The gifts of late summer are understanding, nurture, reciprocity, intention and savoring. In a state of balance, a person’s Earth energy allows them to give and receive, to set intention and enjoy the results, to do the work and to savor the fruits of their labor. It is a sensual energy, that allows for complete presence—appreciation for the delicious input that stimulates the five senses. An inability to savor what is present in the moment can manifest as an insatiable hunger (for food, companionship, assistance, etc.) So, out of balance, a person’s Earth energy can manifest as neediness, clinginess, laziness, poor boundaries, worry, selfishness, or, being so generous with one’s time and energy that there is none left for themselves. Clinginess and laziness in particular are perfect examples of humidity personified. Worry or rumination demonstrate the cyclic nature of the Earth energy, and the selfish/selfless characteristic is a clear imbalance in the back-and-forth model of the energy.
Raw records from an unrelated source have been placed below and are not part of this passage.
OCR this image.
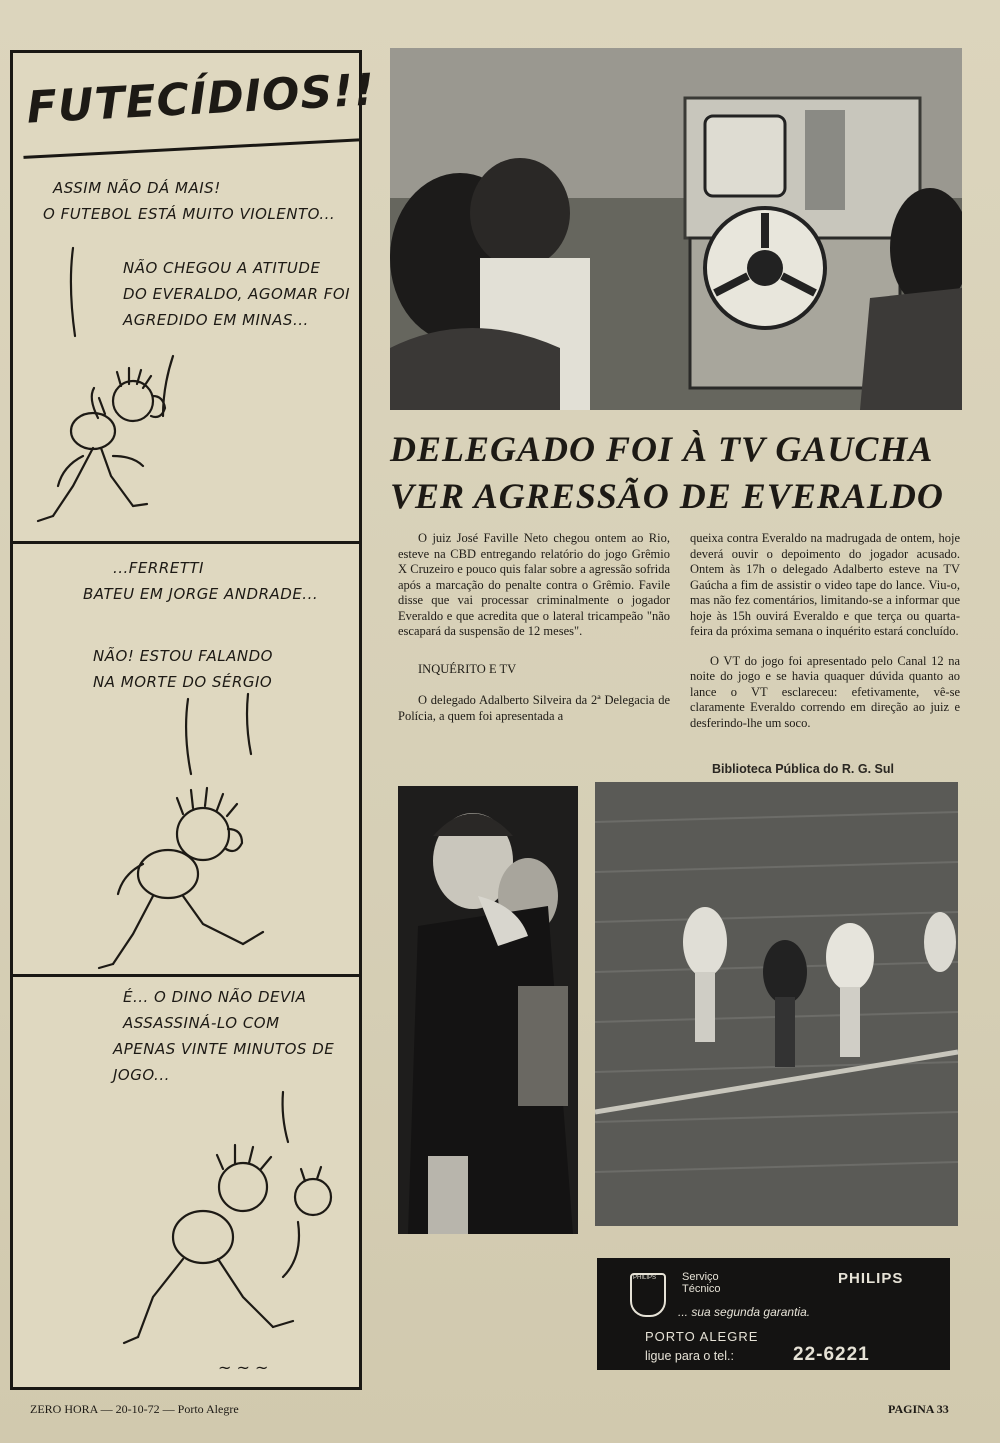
FUTECÍDIOS!!
ASSIM NÃO DÁ MAIS!
O FUTEBOL ESTÁ MUITO VIOLENTO...
NÃO CHEGOU A ATITUDE
DO EVERALDO, AGOMAR FOI
AGREDIDO EM MINAS...
...FERRETTI
BATEU EM JORGE ANDRADE...
NÃO! ESTOU FALANDO
NA MORTE DO SÉRGIO
É... O DINO NÃO DEVIA
ASSASSINÁ-LO COM
APENAS VINTE MINUTOS DE
JOGO...
~ ~ ~
DELEGADO FOI À TV GAUCHA
VER AGRESSÃO DE EVERALDO

O juiz José Faville Neto chegou ontem ao Rio, esteve na CBD entregando relatório do jogo Grêmio X Cruzeiro e pouco quis falar sobre a agressão sofrida após a marcação do penalte contra o Grêmio. Favile disse que vai processar criminalmente o jogador Everaldo e que acredita que o lateral tricampeão "não escapará da suspensão de 12 meses".

INQUÉRITO E TV

O delegado Adalberto Silveira da 2ª Delegacia de Polícia, a quem foi apresentada a

queixa contra Everaldo na madrugada de ontem, hoje deverá ouvir o depoimento do jogador acusado. Ontem às 17h o delegado Adalberto esteve na TV Gaúcha a fim de assistir o video tape do lance. Viu-o, mas não fez comentários, limitando-se a informar que hoje às 15h ouvirá Everaldo e que terça ou quarta-feira da próxima semana o inquérito estará concluído.

O VT do jogo foi apresentado pelo Canal 12 na noite do jogo e se havia quaquer dúvida quanto ao lance o VT esclareceu: efetivamente, vê-se claramente Everaldo correndo em direção ao juiz e desferindo-lhe um soco.

Biblioteca Pública do R. G. Sul
PHILIPS Serviço
Técnico
PHILIPS
... sua segunda garantia.
PORTO ALEGRE
ligue para o tel.:	22-6221
ZERO HORA — 20-10-72 — Porto Alegre	PAGINA 33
On a personal note, I have recently been reminded how vital being with family is during times of transition. Accessing Earth energy is like tapping a tree root for an infusion of source energy—and bringing the nourishment up and through the rest of my being. Coming off a Late Summer family reunion vacation in my birthplace, I feel centered, nourished, and intentional.
Here’s an earthy reflection exercise for you—ask yourself: Where did I come from? What experiences shaped me? What does my support system look like? What lessons have I learned? What do I hold as truth at the center of my being? How have I evolved?